Pour les Esquimaux, les travaux de couture étaient un art, une science et une religion. Leurs vêtements en peau et en fourrure leur permettaient non seulement de se mouvoir aisément par les températures les plus froides, mais ils avaient également plusieurs fonctions sociales : ils différenciaient les tribus les unes des autres, indiquaient le rang social et le sexe de ceux qui les portaient, et leurs croyances. Leurs vêtements étant faits avec la peau des animaux qu’ils chassaient, et leur succès à la chasse dépendant de la bonne volonté de leurs proies de s’offrir en sacrifice aux humains, la préparation des peaux, l’entretien et le port de ces vêtements prenaient pour les Esquimaux une importance capitale.

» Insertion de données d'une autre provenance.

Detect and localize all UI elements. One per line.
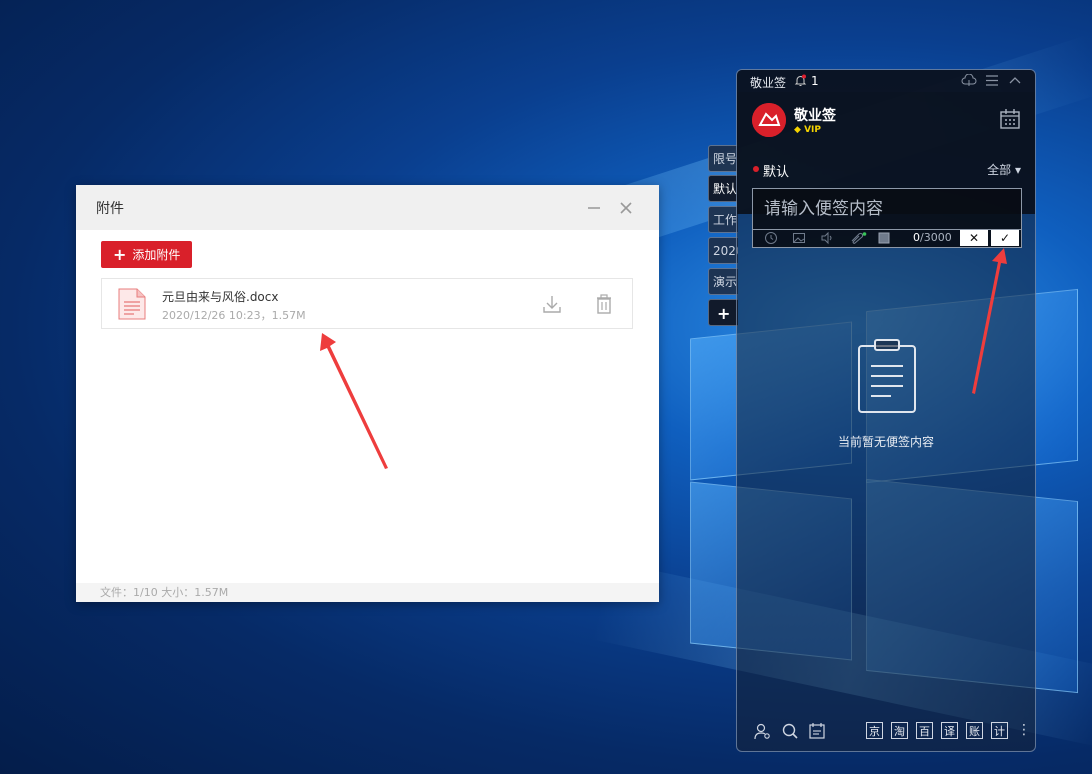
note-input-box [752,188,1022,230]
image-icon[interactable] [792,231,806,245]
quick-taobao-button[interactable]: 淘 [891,722,908,739]
tab-2020[interactable]: 2020 [708,237,738,264]
quick-baidu-button[interactable]: 百 [916,722,933,739]
minimize-button[interactable] [581,195,607,221]
add-attachment-button[interactable]: + 添加附件 [101,241,193,268]
menu-icon[interactable] [986,75,998,86]
more-options-icon[interactable]: ⋮ [1017,722,1031,738]
char-counter: 0/3000 [913,231,952,244]
trash-icon[interactable] [593,293,615,315]
dialog-title: 附件 [96,200,124,217]
app-name: 敬业签 [750,76,787,90]
tab-work[interactable]: 工作 [708,206,738,233]
confirm-button[interactable]: ✓ [991,230,1019,246]
input-toolbar: 0/3000 ✕ ✓ [752,230,1022,248]
category-name: 默认 [763,165,790,180]
dialog-header: 附件 [76,185,659,230]
tab-limit[interactable]: 限号 [708,145,738,172]
filter-dropdown[interactable]: 全部 ▾ [987,161,1021,178]
note-input[interactable] [753,189,1021,229]
schedule-icon[interactable] [808,722,826,740]
file-name: 元旦由来与风俗.docx [162,290,279,304]
notification-count: 1 [811,74,819,88]
quick-jd-button[interactable]: 京 [866,722,883,739]
cloud-sync-icon[interactable] [961,74,977,87]
empty-state-text: 当前暂无便签内容 [837,435,934,449]
note-format-icon[interactable] [877,231,891,245]
category-dot [753,166,759,172]
bell-icon[interactable] [794,74,807,87]
logo-icon [752,103,786,137]
attachment-row[interactable]: 元旦由来与风俗.docx 2020/12/26 10:23，1.57M [101,278,633,329]
quick-translate-button[interactable]: 译 [941,722,958,739]
file-meta: 2020/12/26 10:23，1.57M [162,309,306,322]
clock-icon[interactable] [764,231,778,245]
brand-name: 敬业签 [794,108,836,124]
title-bar: 敬业签 1 [737,70,1035,92]
plus-icon: + [113,245,127,264]
close-icon [620,201,632,214]
quick-calculator-button[interactable]: 计 [991,722,1008,739]
attachment-icon[interactable] [849,231,867,245]
dialog-footer: 文件：1/10 大小：1.57M [76,583,659,602]
add-tab-button[interactable]: + [708,299,738,326]
document-icon [118,288,146,320]
tab-default[interactable]: 默认 [708,175,738,202]
empty-clipboard-icon [858,339,916,413]
quick-ledger-button[interactable]: 账 [966,722,983,739]
vip-badge: ◆ VIP [794,125,821,135]
sticky-note-panel: 敬业签 1 敬业签 ◆ VIP 默认 全部 ▾ 请输入便签内容 0/3000 ✕… [736,69,1036,752]
user-settings-icon[interactable] [753,722,771,740]
minimize-icon [588,206,600,209]
avatar[interactable] [752,103,786,137]
calendar-icon[interactable] [999,108,1021,130]
audio-icon[interactable] [820,231,834,245]
download-icon[interactable] [541,293,563,315]
attachment-dialog: 附件 + 添加附件 元旦由来与风俗.docx 2020/12/26 10:23，… [76,185,659,602]
search-icon[interactable] [781,722,799,740]
cancel-button[interactable]: ✕ [960,230,988,246]
collapse-icon[interactable] [1009,76,1021,84]
tab-demo[interactable]: 演示 [708,268,738,295]
add-attachment-label: 添加附件 [132,248,181,262]
close-button[interactable] [613,195,639,221]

Dans les communautés esquimaudes, les femmes étaient avant tout des couturières ; aucun autre travail n’était plus important pour la survie de la famille. Si les bottes, les pantalons et les parkas n’étaient pas correctement cousus et entretenus, les hommes ne pouvaient pas chasser, et la valeur d’une femme était donc fonction de son aptitude à confectionner les vêtements de toute sa famille. Son travail n’était jamais véritablement achevé car les vêtements devaient être examinés, réparés et entretenus quotidiennement. La plus petite déchirure dans le vêtement d’un chasseur pouvait entraîner la mort.

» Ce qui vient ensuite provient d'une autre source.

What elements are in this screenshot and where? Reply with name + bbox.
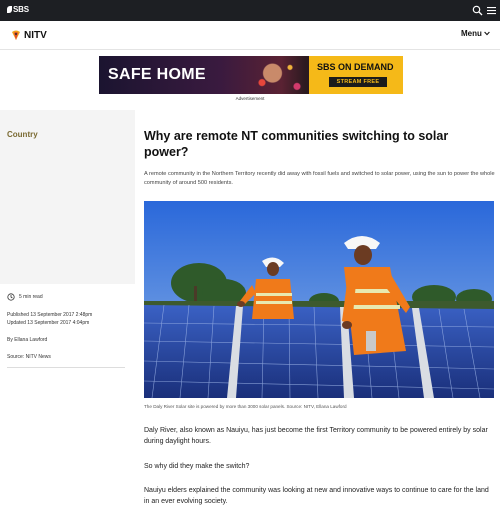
category-link[interactable]: Country — [7, 130, 38, 139]
nitv-emblem-icon — [12, 30, 20, 40]
read-time-text: 5 min read — [19, 294, 43, 300]
clock-icon — [7, 293, 15, 301]
hamburger-icon[interactable] — [487, 6, 496, 15]
article-paragraph: Nauiyu elders explained the community wa… — [144, 487, 489, 505]
ad-brand: SBS ON DEMAND — [317, 62, 394, 72]
nitv-logo-text: NITV — [24, 29, 47, 41]
article-meta: 5 min read Published 13 September 2017 2… — [7, 293, 127, 361]
nitv-logo[interactable]: NITV — [10, 27, 47, 43]
sbs-logo-text: SBS — [13, 5, 29, 14]
sbs-logo-mark — [7, 6, 12, 13]
ad-banner[interactable]: SAFE HOME SBS ON DEMAND STREAM FREE — [99, 56, 403, 94]
article-paragraph: Daly River, also known as Nauiyu, has ju… — [144, 427, 488, 445]
sbs-logo[interactable]: SBS — [7, 5, 29, 14]
read-time: 5 min read — [7, 293, 127, 301]
menu-label: Menu — [461, 29, 482, 38]
ad-image — [241, 56, 311, 94]
search-icon[interactable] — [472, 5, 483, 16]
ad-label: Advertisement — [235, 96, 265, 101]
solar-workers-photo — [144, 201, 494, 398]
image-caption: The Daly River Solar site is powered by … — [144, 404, 347, 409]
source: Source: NITV News — [7, 354, 51, 360]
ad-headline: SAFE HOME — [108, 66, 206, 83]
article-paragraph: So why did they make the switch? — [144, 463, 250, 470]
meta-divider — [7, 367, 125, 368]
published-date: Published 13 September 2017 2:48pm — [7, 312, 93, 318]
top-bar: SBS — [0, 0, 500, 21]
menu-button[interactable]: Menu — [461, 29, 490, 38]
article-summary: A remote community in the Northern Terri… — [144, 171, 495, 186]
ad-cta-button[interactable]: STREAM FREE — [329, 77, 387, 87]
byline: By Ellana Lawford — [7, 337, 48, 343]
hero-image — [144, 201, 494, 398]
nav-bar: NITV Menu — [0, 21, 500, 50]
chevron-down-icon — [484, 31, 490, 36]
article-title: Why are remote NT communities switching … — [144, 129, 449, 159]
updated-date: Updated 13 September 2017 4:04pm — [7, 320, 90, 326]
ad-brand-panel: SBS ON DEMAND STREAM FREE — [309, 56, 403, 94]
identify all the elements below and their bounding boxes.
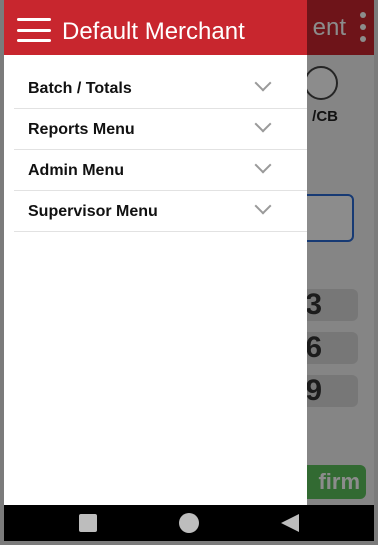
drawer-header: Default Merchant: [4, 0, 307, 55]
drawer-title: Default Merchant: [62, 18, 245, 45]
chevron-down-icon[interactable]: [254, 115, 272, 133]
menu-item-supervisor[interactable]: Supervisor Menu: [14, 191, 307, 232]
device-screen: ent /CB 3 6 9 firm Default Merchant Batc…: [4, 0, 374, 541]
system-nav-bar: [4, 505, 374, 541]
drawer-menu: Batch / Totals Reports Menu Admin Menu S…: [4, 68, 307, 232]
menu-item-label: Supervisor Menu: [28, 203, 158, 220]
menu-item-label: Reports Menu: [28, 121, 135, 138]
navigation-drawer: Default Merchant Batch / Totals Reports …: [4, 0, 307, 505]
menu-item-label: Admin Menu: [28, 162, 124, 179]
square-icon[interactable]: [79, 514, 97, 532]
menu-item-admin[interactable]: Admin Menu: [14, 150, 307, 191]
menu-item-reports[interactable]: Reports Menu: [14, 109, 307, 150]
triangle-back-icon[interactable]: [281, 514, 299, 532]
chevron-down-icon[interactable]: [254, 156, 272, 174]
chevron-down-icon[interactable]: [254, 197, 272, 215]
circle-icon[interactable]: [179, 513, 199, 533]
menu-item-label: Batch / Totals: [28, 80, 132, 97]
hamburger-menu-icon[interactable]: [17, 18, 51, 42]
menu-item-batch-totals[interactable]: Batch / Totals: [14, 68, 307, 109]
chevron-down-icon[interactable]: [254, 74, 272, 92]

Les petites filles apprenaient à coudre dès leur plus jeune âge. Elles s’exerçaient d’abord sur des poupées faites par leur père. Une fois la jeune fille mariée, son époux attentionné lui fabriquait tous les outils dont elle avait besoin et les personnalisait afin qu’ils soient mieux adaptés à sa main : aiguilles en ivoire et os d’oiseau, couteau en pierre, grattoirs en os de caribou et battoirs à neige, faits avec la ramure d’un caribou, qui servaient à garder les vêtements toujours secs. Parmi les outils les plus importants, une femme devait également avoir deux bonnes rangées de dents car il lui fallait mastiquer les peaux pour les assouplir. À l’occasion de fouilles, on a pu constater que les squelettes des hommes montraient nettement les signes de ce qui ressemblait à une synovite du coude due probablement au fait d’avoir jeté trop souvent leurs lances et leurs harpons, tandis que sur les squelettes des femmes, les dents étaient réduites à des chicots usés pour avoir trop mastiqué de peaux.